Hedge fund claims first reverse mortgage securitization

Fondo Mivivienda, Peru, keys, house, mortgage

Waterfall Asset Management, a credit-focused hedge fund that specializes in ABS investments, is in the market with what it claims is the first publicly rated securitization of reverse mortgages.

Kroll Bond Rating Agency on Wednesday published the presale report for the $571.76m Cascade Mortgage Funding Trust 2018-RM2. The deal is backed by a pool of 915 reverse mortgages issued between 2002 and 2008 and acquired by Waterfall. 

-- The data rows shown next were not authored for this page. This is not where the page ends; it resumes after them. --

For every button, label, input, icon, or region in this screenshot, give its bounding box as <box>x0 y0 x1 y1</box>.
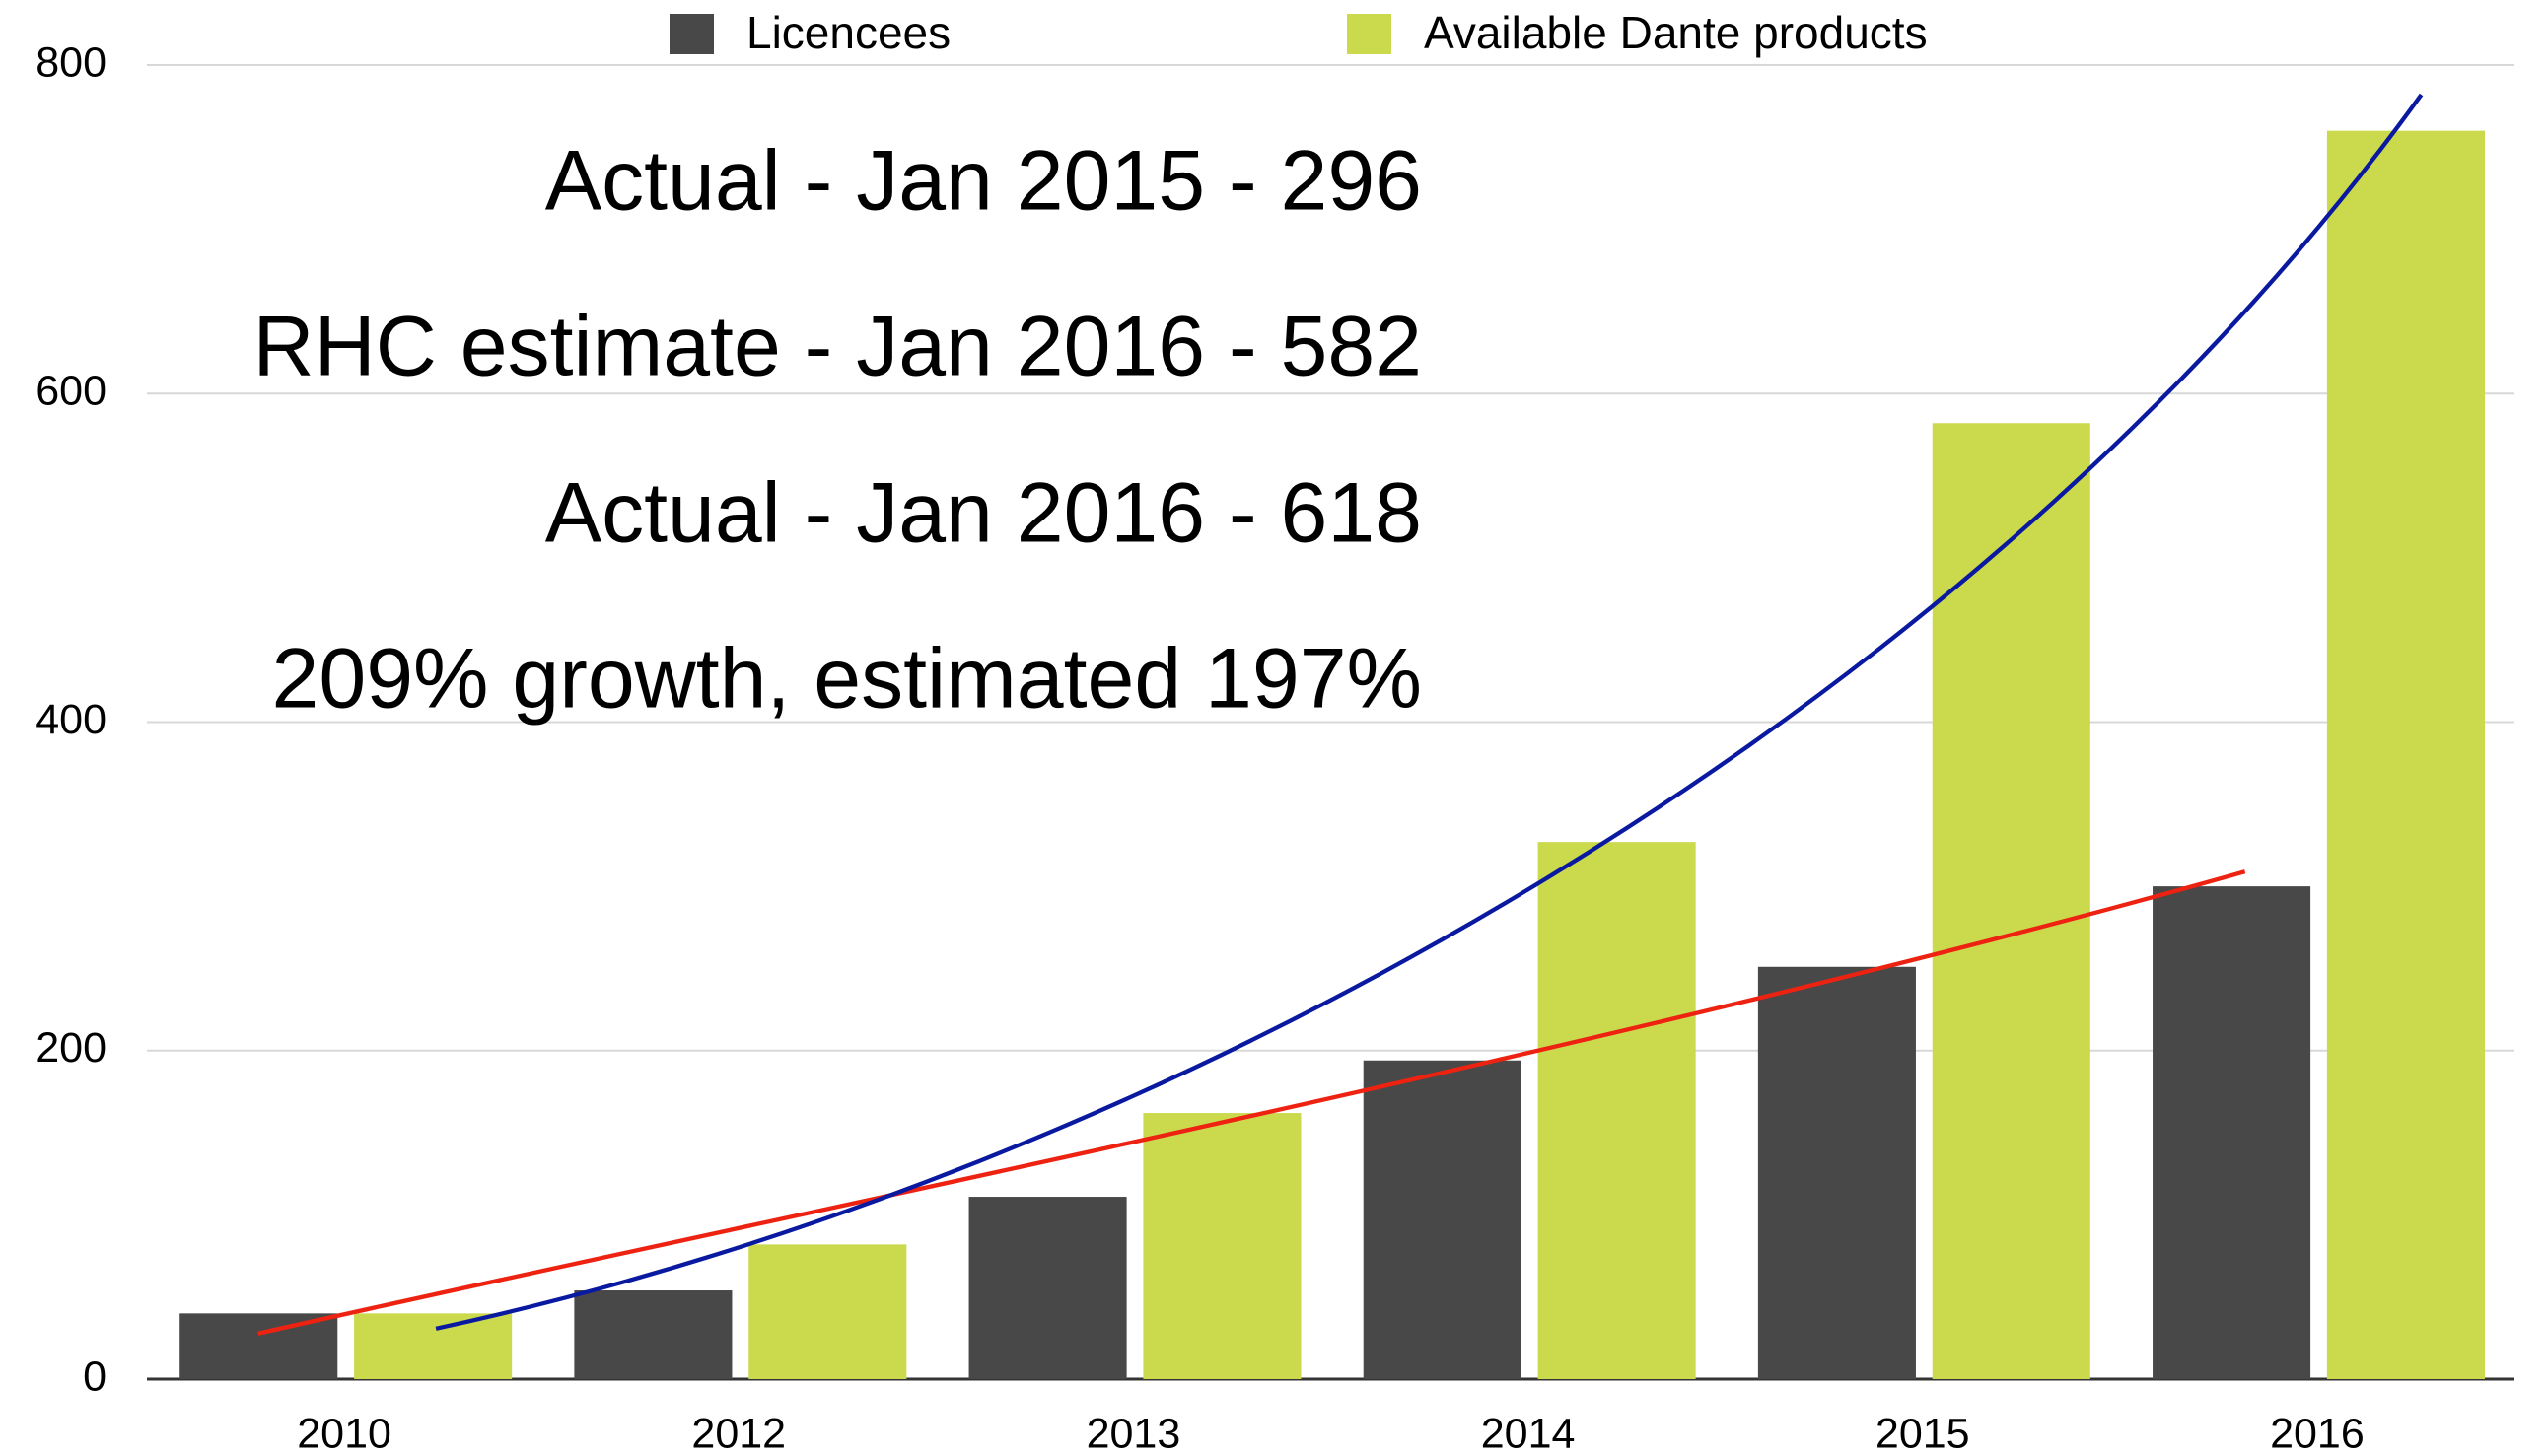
annotation: Actual - Jan 2016 - 618 <box>545 466 1422 561</box>
annotation: 209% growth, estimated 197% <box>272 632 1422 727</box>
bar <box>1143 1113 1302 1379</box>
bar <box>574 1290 733 1379</box>
trendline-products <box>435 93 2424 1331</box>
y-tick-label: 400 <box>35 696 106 743</box>
x-tick-label: 2016 <box>2270 1410 2365 1451</box>
bar <box>1363 1060 1521 1379</box>
x-tick-label: 2014 <box>1481 1410 1576 1451</box>
y-tick-label: 200 <box>35 1024 106 1072</box>
bar <box>2326 130 2485 1379</box>
trendline-licencees <box>257 869 2246 1336</box>
legend-label: Available Dante products <box>1424 7 1928 58</box>
labels: 0 200 400 600 800 2010 2012 2013 2014 2015 2016 Lic… <box>35 7 2365 1456</box>
bar <box>1537 842 1696 1379</box>
bars <box>179 130 2485 1379</box>
annotation: Actual - Jan 2015 - 296 <box>545 134 1422 229</box>
bar <box>1932 423 2090 1379</box>
grid <box>147 64 2514 1381</box>
y-tick-label: 0 <box>83 1352 106 1400</box>
bar <box>354 1313 513 1379</box>
x-tick-label: 2012 <box>691 1410 786 1451</box>
y-tick-label: 800 <box>35 38 106 86</box>
legend-label: Licencees <box>746 7 951 58</box>
bar <box>748 1244 907 1379</box>
bar <box>1757 966 1916 1379</box>
annotation: RHC estimate - Jan 2016 - 582 <box>253 300 1422 394</box>
x-tick-label: 2010 <box>297 1410 391 1451</box>
bar <box>2153 886 2311 1379</box>
x-tick-label: 2015 <box>1875 1410 1970 1451</box>
bar <box>968 1197 1127 1379</box>
bar <box>179 1313 338 1379</box>
legend-swatch <box>670 14 714 54</box>
trendlines <box>257 93 2424 1336</box>
x-tick-label: 2013 <box>1087 1410 1181 1451</box>
y-tick-label: 600 <box>35 368 106 415</box>
legend-swatch <box>1347 14 1391 54</box>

In a reverse mortgage, a homeowner borrows against a portion of the equity value in their home. Reverse mortgage borrowers make no repayments until a repayment event occurs for the last surviving borrower, such as the sale of the property. The loan does not amortize and accrues interest until the repayment event. Borrowers are still responsible for paying property taxes.

Kroll notes that reverse mortgage borrowers are typically older, and that the minimum age to qualify for a government guaranteed reverse mortgage is 62, though none of the loans in this deal carry a guarantee.

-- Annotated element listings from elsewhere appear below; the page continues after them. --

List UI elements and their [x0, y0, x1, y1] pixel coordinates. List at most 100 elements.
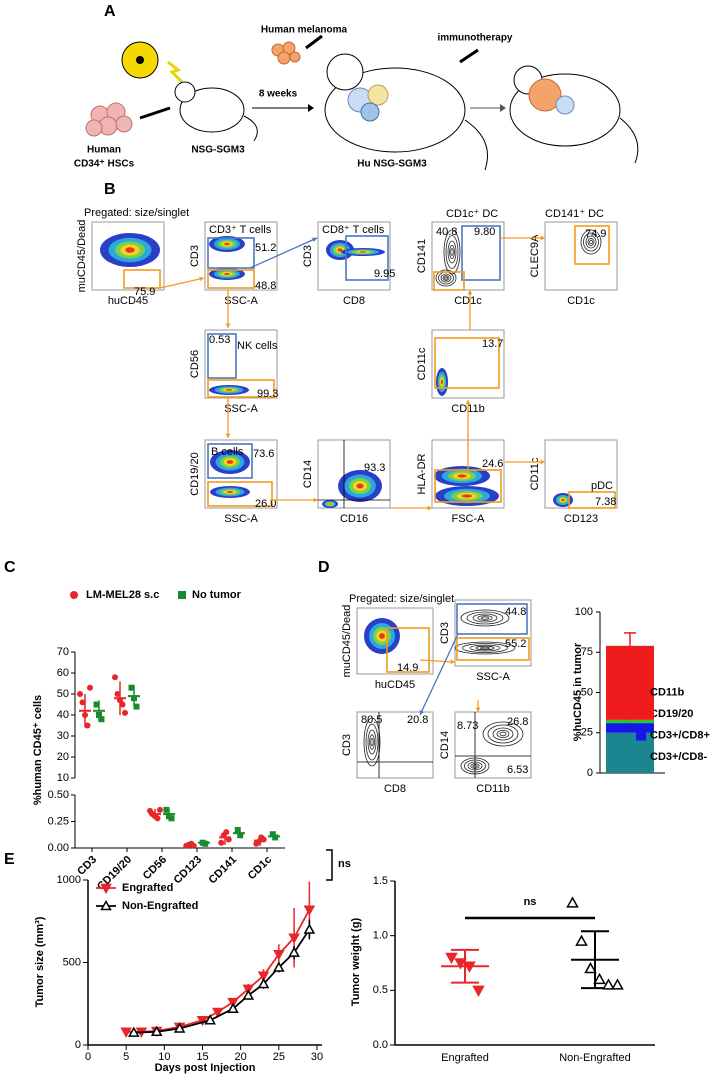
- schematic-label: NSG-SGM3: [191, 145, 245, 156]
- legend-label: CD19/20: [650, 708, 693, 720]
- point: [454, 958, 467, 970]
- point: [122, 709, 128, 716]
- point: [472, 985, 485, 997]
- point: [303, 905, 316, 916]
- flow-x-label: CD16: [340, 513, 368, 525]
- contour: [447, 240, 457, 264]
- density: [337, 248, 343, 252]
- annotation: ns: [524, 896, 537, 908]
- gate-label: 6.53: [507, 764, 528, 776]
- gate-label: 26.0: [255, 498, 276, 510]
- point: [445, 952, 458, 965]
- legend-swatch: [636, 752, 646, 762]
- flow-x-label: SSC-A: [476, 671, 510, 683]
- y-tick-label: 0: [75, 1039, 81, 1051]
- contour: [580, 229, 602, 255]
- point: [128, 684, 135, 691]
- gate-label: 74.9: [585, 228, 606, 240]
- contour: [487, 724, 519, 744]
- gate-label: 9.95: [374, 268, 395, 280]
- panel-label: B: [104, 181, 116, 198]
- flow-y-label: CD14: [439, 731, 451, 759]
- contour: [482, 721, 524, 747]
- gate-label: CD1c⁺ DC: [446, 208, 498, 220]
- arrow-head: [308, 104, 314, 112]
- arrow-head: [313, 497, 318, 503]
- point: [242, 984, 255, 995]
- flow-x-label: huCD45: [375, 679, 415, 691]
- density: [224, 273, 230, 275]
- flow-y-label: CD19/20: [189, 452, 201, 495]
- point: [119, 701, 126, 708]
- gate-label: 8.73: [457, 720, 478, 732]
- legend-marker: [100, 899, 112, 911]
- point: [303, 923, 316, 934]
- gate: [207, 379, 275, 398]
- flow-frame: [454, 599, 532, 667]
- contour: [443, 229, 461, 275]
- mouse-tail: [619, 117, 639, 164]
- gate-label: 75.9: [134, 286, 155, 298]
- y-tick-label: 40: [57, 709, 69, 721]
- schematic-label: Human melanoma: [261, 25, 348, 36]
- contour: [450, 248, 454, 256]
- gate: [207, 269, 255, 289]
- y-tick-label: 1.5: [373, 875, 388, 887]
- density: [457, 474, 467, 478]
- flow-y-label: CD14: [302, 460, 314, 488]
- point: [133, 703, 140, 710]
- organ: [367, 84, 389, 106]
- point: [82, 712, 88, 718]
- y-tick-label: 30: [57, 730, 69, 742]
- legend-label: CD3+/CD8-: [650, 751, 707, 763]
- flow-frame: [544, 221, 618, 291]
- flow-x-label: CD123: [564, 513, 598, 525]
- arrow-head: [199, 276, 204, 282]
- point: [269, 831, 276, 838]
- gating-arrow: [419, 659, 456, 663]
- flow-y-label: CD3: [189, 245, 201, 267]
- contour: [365, 723, 379, 761]
- point: [257, 977, 270, 989]
- syringe: [459, 48, 479, 64]
- y-tick-label: 70: [57, 646, 69, 658]
- point: [242, 989, 255, 1000]
- legend-label: Engrafted: [122, 882, 173, 894]
- density: [561, 498, 565, 502]
- gate-label: 24.6: [482, 458, 503, 470]
- schematic-label: Hu NSG-SGM3: [357, 159, 427, 170]
- point: [223, 829, 230, 836]
- legend-swatch: [636, 730, 646, 741]
- gate-label: 55.2: [505, 638, 526, 650]
- flow-y-label: CD141: [416, 239, 428, 273]
- gate-label: 99.3: [257, 388, 278, 400]
- contour: [370, 738, 374, 747]
- gate-label: 7.38: [595, 496, 616, 508]
- bar-segment: [606, 645, 654, 720]
- gate-label: 0.53: [209, 334, 230, 346]
- organ: [555, 95, 575, 115]
- point: [566, 896, 579, 908]
- contour: [466, 611, 504, 625]
- schematic-label: CD34⁺ HSCs: [74, 159, 135, 170]
- flow-y-label: CD11c: [529, 457, 541, 490]
- gate-label: 20.8: [407, 714, 428, 726]
- flow-y-label: CD3: [302, 245, 314, 267]
- x-tick-label: 20: [235, 1051, 247, 1063]
- gate-label: 9.80: [474, 226, 495, 238]
- point: [273, 961, 285, 972]
- syringe: [139, 106, 171, 120]
- point: [575, 934, 588, 946]
- density: [328, 503, 332, 505]
- contour: [475, 645, 495, 651]
- point: [204, 1014, 216, 1025]
- arrow-head: [500, 104, 506, 112]
- gating-arrow: [159, 277, 205, 289]
- y-tick-label: 0.0: [373, 1039, 388, 1051]
- arrow-head: [465, 400, 471, 405]
- point: [237, 832, 244, 839]
- pregate-note: Pregated: size/singlet: [84, 207, 189, 219]
- arrow-head: [475, 707, 481, 712]
- point: [260, 836, 267, 843]
- schematic: Human CD34⁺ HSCs NSG-SGM3 Human melanoma…: [74, 25, 639, 171]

Classes ‘A’ to ‘F’ in the Waterfall deal are fixed rate and rated AAA to B-, while there is also a AAA rated floating rate tranche. Barclays is leading the transaction.

Kroll notes that normal probability of default considerations applied to traditional RMBS are not applicable with reverse mortgages, and instead the rating agency focused on probabilities of borrower mortality, morbidity and the likelihood that they sell the property during the term of the mortgage.

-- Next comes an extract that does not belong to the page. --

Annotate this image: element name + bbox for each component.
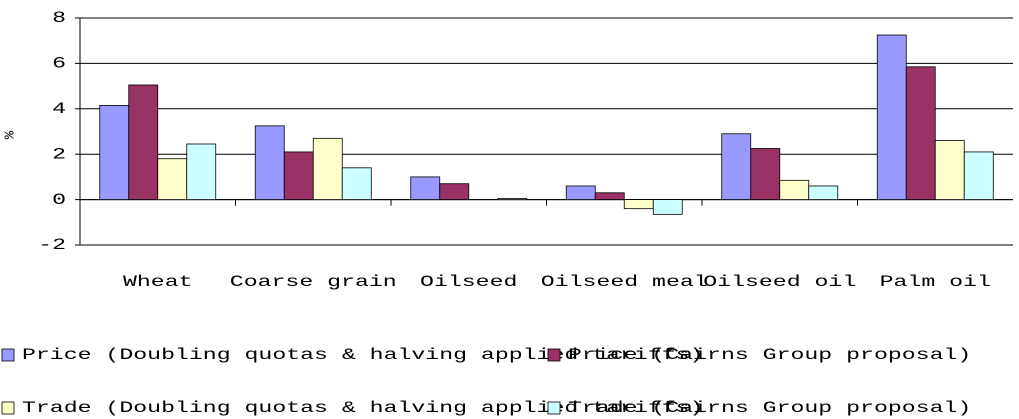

The deal marks yet another new flavour of RMBS that has come to market since the financial crisis. While the private label MBS sector is still a fraction of its pre-crisis size, deal types have become more varied. The market in 2018 is a mixed bag of re-performing, non-performing, prime jumbo and agency credit risk transfer MBS, with a good portion of mortgage servicing rights securitizations also in the mix.  

Reverse mortgages have been eyed as the next step of the post crisis RMBS evolution for some time, but observers have said that what little paper has emerged has largely been in private deals.

Other RMBS sources have also eyed home equity line of credit securitizations as the next step in growing the private label RMBS market, but the complexities of that investment, as well as their dodgy crisis-era legacy could make them a tough sell for investors.